KV Cache Recompute vs. Offload — When Does Each Win?
When your KV cache fills up during inference serving, you have two options: recompute the evicted KV entries from the prompt, or offload them to CPU memory and swap them back in when needed.
The conventional wisdom is “offload is always better because recompute wastes FLOPs.” In practice it’s more nuanced.
When recompute wins
Short to medium prompts (under ~4k tokens), high batch sizes, and GPU memory bandwidth that’s already saturated. The recompute cost scales with prompt length but the compute is fast on modern GPUs. The key advantage is predictable latency — you know exactly how long a recompute will take.

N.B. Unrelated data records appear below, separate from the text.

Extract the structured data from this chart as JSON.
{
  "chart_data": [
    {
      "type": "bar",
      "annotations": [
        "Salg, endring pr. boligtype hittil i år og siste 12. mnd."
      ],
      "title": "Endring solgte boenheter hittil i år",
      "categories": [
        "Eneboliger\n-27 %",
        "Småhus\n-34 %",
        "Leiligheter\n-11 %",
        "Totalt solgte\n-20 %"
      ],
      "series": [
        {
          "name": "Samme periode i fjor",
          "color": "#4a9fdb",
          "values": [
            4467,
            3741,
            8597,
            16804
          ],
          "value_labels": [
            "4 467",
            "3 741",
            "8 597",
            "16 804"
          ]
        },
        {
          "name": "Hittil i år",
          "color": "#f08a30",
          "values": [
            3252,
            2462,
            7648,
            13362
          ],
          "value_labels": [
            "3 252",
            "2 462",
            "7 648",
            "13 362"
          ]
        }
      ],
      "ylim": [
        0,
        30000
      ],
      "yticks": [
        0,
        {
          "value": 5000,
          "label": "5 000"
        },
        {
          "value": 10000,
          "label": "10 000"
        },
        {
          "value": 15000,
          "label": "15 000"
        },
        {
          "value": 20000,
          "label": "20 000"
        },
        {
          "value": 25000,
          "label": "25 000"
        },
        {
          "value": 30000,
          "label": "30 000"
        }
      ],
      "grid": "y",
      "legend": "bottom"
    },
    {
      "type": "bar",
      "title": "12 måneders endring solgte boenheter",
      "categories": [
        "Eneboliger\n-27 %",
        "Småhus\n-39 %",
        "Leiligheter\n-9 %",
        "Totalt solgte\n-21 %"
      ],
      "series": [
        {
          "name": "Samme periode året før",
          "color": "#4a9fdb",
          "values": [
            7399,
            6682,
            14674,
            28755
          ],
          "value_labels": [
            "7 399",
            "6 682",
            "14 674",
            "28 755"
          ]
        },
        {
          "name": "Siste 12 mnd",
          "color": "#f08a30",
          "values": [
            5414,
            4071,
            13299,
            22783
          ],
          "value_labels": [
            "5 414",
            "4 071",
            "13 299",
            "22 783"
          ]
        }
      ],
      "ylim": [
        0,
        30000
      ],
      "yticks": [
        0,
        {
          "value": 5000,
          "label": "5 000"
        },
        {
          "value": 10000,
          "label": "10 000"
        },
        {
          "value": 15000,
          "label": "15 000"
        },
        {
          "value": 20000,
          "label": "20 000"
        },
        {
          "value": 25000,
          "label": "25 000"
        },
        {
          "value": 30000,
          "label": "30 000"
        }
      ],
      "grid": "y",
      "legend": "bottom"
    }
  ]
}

Offload latency depends on PCIe bandwidth and CPU memory pressure, both of which can be noisy in a multi-tenant cluster.
When offload wins
Long prompts (>8k tokens) where recompute cost is genuinely expensive. Also when you have dedicated PCIe bandwidth and aren’t sharing the bus with other I/O. On H200s with the wider memory bus, offload becomes more attractive because you can overlap the transfer better.
The practical answer
For serving workloads, I default to recompute and only switch to offload after benchmarking the specific model and prompt distribution. Recompute is simpler operationally — fewer failure modes, easier to reason about tail latency.